ACCEPTED: 22 November 2020

early abstract:

Introduction: Older adults, especially those age 85 and older, remain at significantly higher risk for COVID-19. This group, along with those with pre-existing heart and lung disease and diabetes, have accounted for 80% of hospitalizations and an even higher percentage of COVID-19 related deaths in the United States . West Virginia, the only state in the United States located completely within Appalachia, has a higher percentage of elderly than all but two states in the nation. Rural seniors are hesitant to use hospital emergency departments and attend routine care visits out of fear of exposure to the virus. Restricted cell phone and internet service may limit effective technological outreach to more isolated rural older adults. More information is needed to develop effective, safe, and acceptable approaches to care for rural, isolated older adults.
Methods: Telephone interviews were conducted with 124 community-dwelling residents in four counties in rural Appalachia between April 1 and April 22, 2020. Participants were age 75 years or older. Descriptive statistics were calculated and Fisher’s Exact Test was used to examine for associations among variables. 
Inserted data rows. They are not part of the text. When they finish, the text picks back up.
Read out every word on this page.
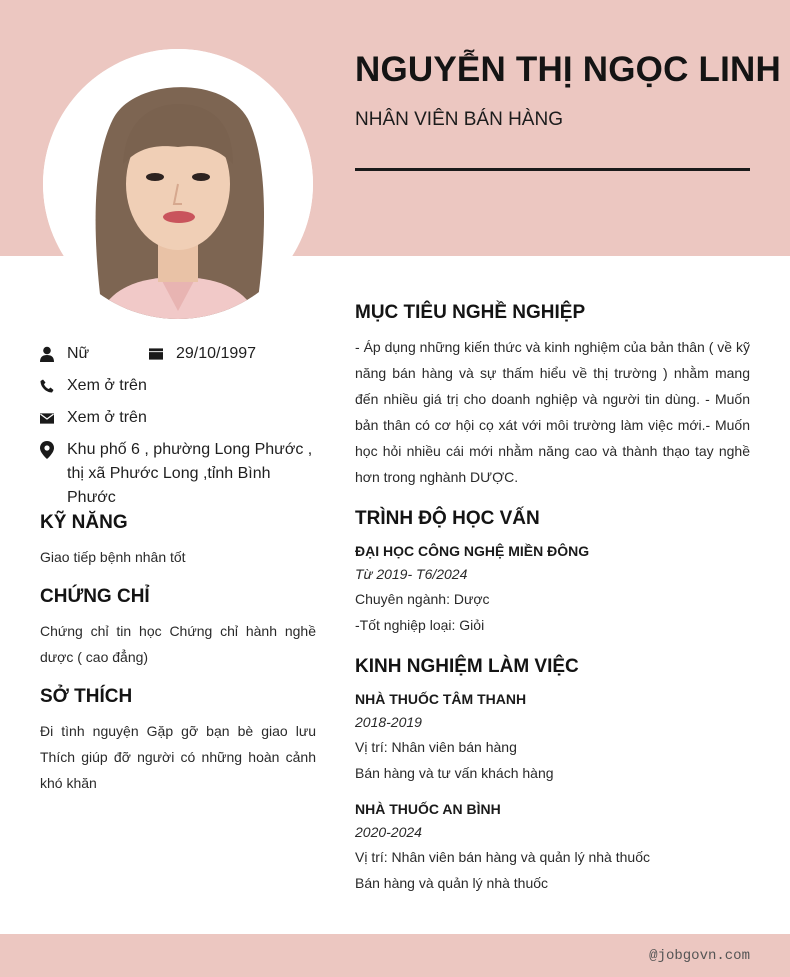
NGUYỄN THỊ NGỌC LINH
NHÂN VIÊN BÁN HÀNG
Nữ	29/10/1997
Xem ở trên
Xem ở trên
Khu phố 6 , phường Long Phước ,
thị xã Phước Long ,tỉnh Bình Phước
KỸ NĂNG
Giao tiếp bệnh nhân tốt
CHỨNG CHỈ
Chứng chỉ tin học Chứng chỉ hành nghề dược ( cao đẳng)
SỞ THÍCH
Đi tình nguyện Gặp gỡ bạn bè giao lưu Thích giúp đỡ người có những hoàn cảnh khó khăn
MỤC TIÊU NGHỀ NGHIỆP
- Áp dụng những kiến thức và kinh nghiệm của bản thân ( về kỹ năng bán hàng và sự thấm hiểu về thị trường ) nhằm mang đến nhiều giá trị cho doanh nghiệp và người tin dùng. - Muốn bản thân có cơ hội cọ xát với môi trường làm việc mới.- Muốn học hỏi nhiều cái mới nhằm năng cao và thành thạo tay nghề hơn trong nghành DƯỢC.
TRÌNH ĐỘ HỌC VẤN
ĐẠI HỌC CÔNG NGHỆ MIỀN ĐÔNG
Từ 2019- T6/2024
Chuyên ngành: Dược
-Tốt nghiệp loại: Giỏi
KINH NGHIỆM LÀM VIỆC
NHÀ THUỐC TÂM THANH
2018-2019
Vị trí: Nhân viên bán hàng
Bán hàng và tư vấn khách hàng
NHÀ THUỐC AN BÌNH
2020-2024
Vị trí: Nhân viên bán hàng và quản lý nhà thuốc
Bán hàng và quản lý nhà thuốc
@jobgovn.com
Results: Participants consisted of 86 (69.4%) females and 38 (30.6%) males with an average age of 82.5 years. Telephone contact was the preferred method of contact among all but four participants (96.8%).  Seventeen (17) calls (13.7%) resulted in some form of intervention, including arranging for emergent home repairs, treatment of severe hypertension, scheduling urgent laboratory testing, arranging for terminal care, treating acute conditions, and providing durable medical equipment. The 17 participants requiring intervention were significantly more likely to be age 85 or older (P= 0.004), and report two or more chronic conditions (P< 0.001). Those describing themselves as “lonely,” were significantly more likely to live alone (P=0.009) and describe themselves as “anxious” or “depressed” (P< 0.001). 
Conclusions: A telephone call appears to be the most effective means of communication with patients in these rural Appalachian counties. Patients age 85 years and older and those living alone should be given highest priority for regular outreach by healthcare providers. In this population, systematically calling rural elderly patients during the COVID-19 epidemic and its aftermath represents an effective strategy for providers who care for elderly rural patients.